Uber will pay nearly $900,000 to Utah as part of a settlement agreement stemming from delays in reporting a data breach.
It’s part of a $148 million settlement involving all 50 states and the District of Columbia, the Utah attorney general’s office said in a Wednesday news release.
The ride-sharing service learned in November 2016 that hackers had gained access to drivers’ license information and other personal information about its users. The data breach involved 600,000 drivers nationwide, according to the attorney general’s office, including 2,500 from Utah.
Uber tracked down the hackers and “obtained assurances” that the information had been deleted — but the company failed to tell its customers about the breach, as required by state law, until a year later.
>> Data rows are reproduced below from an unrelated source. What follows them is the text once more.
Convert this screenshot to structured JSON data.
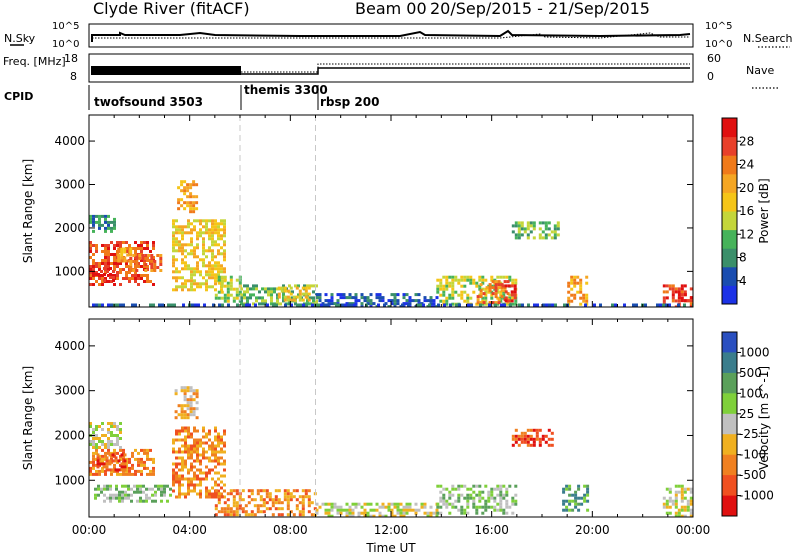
{
  "header": {
    "station": "Clyde River (fitACF)",
    "beam": "Beam 00",
    "date_range": "20/Sep/2015 - 21/Sep/2015"
  },
  "top_panels": {
    "nsky_label": "N.Sky",
    "nsky_ticks": [
      "10^5",
      "10^0"
    ],
    "nsearch_label": "N.Search",
    "nsearch_ticks": [
      "10^5",
      "10^0"
    ],
    "freq_label": "Freq. [MHz]",
    "freq_ticks": [
      "18",
      "8"
    ],
    "nave_label": "Nave",
    "nave_ticks": [
      "60",
      "0"
    ],
    "cpid_label": "CPID",
    "cpids": [
      {
        "name": "twofsound 3503",
        "start_h": 0,
        "end_h": 6
      },
      {
        "name": "themis 3300",
        "start_h": 6,
        "end_h": 9
      },
      {
        "name": "rbsp 200",
        "start_h": 9,
        "end_h": 24
      }
    ]
  },
  "colors": {
    "power": [
      "#1c32e6",
      "#1a4db0",
      "#3a8f6a",
      "#46b35a",
      "#c4d63a",
      "#f5c518",
      "#f5a623",
      "#f07a1a",
      "#e8402a",
      "#e01010"
    ],
    "velocity": [
      "#2a4fc0",
      "#3a7d8c",
      "#5aa05a",
      "#7fd03a",
      "#c0c0c0",
      "#f0b020",
      "#f08020",
      "#f05020",
      "#e01010"
    ],
    "guide_line": "#c8c8c8"
  },
  "chart_data": [
    {
      "type": "heatmap",
      "title": "",
      "ylabel": "Slant Range [km]",
      "xlabel": "",
      "xlim": [
        0,
        24
      ],
      "ylim": [
        180,
        4600
      ],
      "y_ticks": [
        "1000",
        "2000",
        "3000",
        "4000"
      ],
      "colorbar_label": "Power [dB]",
      "colorbar_ticks": [
        "4",
        "8",
        "12",
        "16",
        "20",
        "24",
        "28"
      ],
      "regions": [
        {
          "x0": 0.0,
          "x1": 2.6,
          "y0": 700,
          "y1": 1700,
          "level": 8
        },
        {
          "x0": 1.0,
          "x1": 1.6,
          "y0": 1250,
          "y1": 1550,
          "level": 6
        },
        {
          "x0": 0.2,
          "x1": 1.0,
          "y0": 800,
          "y1": 1100,
          "level": 9
        },
        {
          "x0": 1.6,
          "x1": 2.8,
          "y0": 1000,
          "y1": 1400,
          "level": 7
        },
        {
          "x0": 3.3,
          "x1": 5.4,
          "y0": 600,
          "y1": 2200,
          "level": 5
        },
        {
          "x0": 3.5,
          "x1": 4.3,
          "y0": 2400,
          "y1": 3100,
          "level": 6
        },
        {
          "x0": 0.0,
          "x1": 1.0,
          "y0": 1900,
          "y1": 2300,
          "level": 2
        },
        {
          "x0": 5.0,
          "x1": 6.0,
          "y0": 300,
          "y1": 900,
          "level": 4
        },
        {
          "x0": 6.0,
          "x1": 9.0,
          "y0": 250,
          "y1": 700,
          "level": 3
        },
        {
          "x0": 7.5,
          "x1": 8.8,
          "y0": 350,
          "y1": 650,
          "level": 5
        },
        {
          "x0": 9.0,
          "x1": 13.8,
          "y0": 200,
          "y1": 500,
          "level": 1
        },
        {
          "x0": 13.8,
          "x1": 17.0,
          "y0": 250,
          "y1": 900,
          "level": 4
        },
        {
          "x0": 15.4,
          "x1": 16.6,
          "y0": 300,
          "y1": 800,
          "level": 7
        },
        {
          "x0": 16.4,
          "x1": 16.9,
          "y0": 350,
          "y1": 700,
          "level": 9
        },
        {
          "x0": 16.8,
          "x1": 18.6,
          "y0": 1800,
          "y1": 2150,
          "level": 3
        },
        {
          "x0": 19.0,
          "x1": 19.8,
          "y0": 250,
          "y1": 900,
          "level": 6
        },
        {
          "x0": 22.8,
          "x1": 24.0,
          "y0": 200,
          "y1": 700,
          "level": 8
        },
        {
          "x0": 23.4,
          "x1": 24.0,
          "y0": 300,
          "y1": 500,
          "level": 9
        },
        {
          "x0": 0.0,
          "x1": 24.0,
          "y0": 180,
          "y1": 260,
          "level": 1
        }
      ]
    },
    {
      "type": "heatmap",
      "title": "",
      "ylabel": "Slant Range [km]",
      "xlabel": "Time UT",
      "xlim": [
        0,
        24
      ],
      "ylim": [
        180,
        4600
      ],
      "x_ticks": [
        "00:00",
        "04:00",
        "08:00",
        "12:00",
        "16:00",
        "20:00",
        "00:00"
      ],
      "y_ticks": [
        "1000",
        "2000",
        "3000",
        "4000"
      ],
      "colorbar_label": "Velocity [m s^-1]",
      "colorbar_ticks": [
        "1000",
        "500",
        "100",
        "25",
        "-25",
        "-100",
        "-500",
        "-1000"
      ],
      "regions": [
        {
          "x0": 0.0,
          "x1": 2.6,
          "y0": 1100,
          "y1": 1700,
          "level": 6
        },
        {
          "x0": 0.3,
          "x1": 1.6,
          "y0": 1200,
          "y1": 1600,
          "level": 7
        },
        {
          "x0": 0.0,
          "x1": 1.2,
          "y0": 1700,
          "y1": 2300,
          "level": 4
        },
        {
          "x0": 0.2,
          "x1": 3.2,
          "y0": 500,
          "y1": 900,
          "level": 3
        },
        {
          "x0": 3.3,
          "x1": 5.4,
          "y0": 600,
          "y1": 2200,
          "level": 6
        },
        {
          "x0": 3.4,
          "x1": 4.3,
          "y0": 2400,
          "y1": 3100,
          "level": 5
        },
        {
          "x0": 5.0,
          "x1": 9.0,
          "y0": 250,
          "y1": 800,
          "level": 6
        },
        {
          "x0": 9.0,
          "x1": 13.8,
          "y0": 200,
          "y1": 500,
          "level": 4
        },
        {
          "x0": 13.8,
          "x1": 17.0,
          "y0": 250,
          "y1": 900,
          "level": 3
        },
        {
          "x0": 16.8,
          "x1": 18.4,
          "y0": 1800,
          "y1": 2150,
          "level": 7
        },
        {
          "x0": 18.8,
          "x1": 19.8,
          "y0": 300,
          "y1": 900,
          "level": 2
        },
        {
          "x0": 22.8,
          "x1": 24.0,
          "y0": 200,
          "y1": 900,
          "level": 4
        }
      ]
    }
  ]
}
“I’m a fan of Uber,” Attorney General Sean Reyes said in a statement, “but that doesn’t keep us from doing our job. Protecting Utahns, their data, and identities is one of the top priorities of my office. Working with the Utah Department of Commerce and colleagues from other states, we were able to achieve a fair resolution without protracted litigation.”
Francine Giani, executive director for the Utah Department of Commerce, said in a statement that she hopes Uber’s case sends a message to other businesses that they must be swift in alerting the public when their information is compromised.
The settlement also requires Uber to take precautions to protect user data, use strong password policies for its employees and to hire an outside part to assess their security efforts on a regular basis, among other requirements.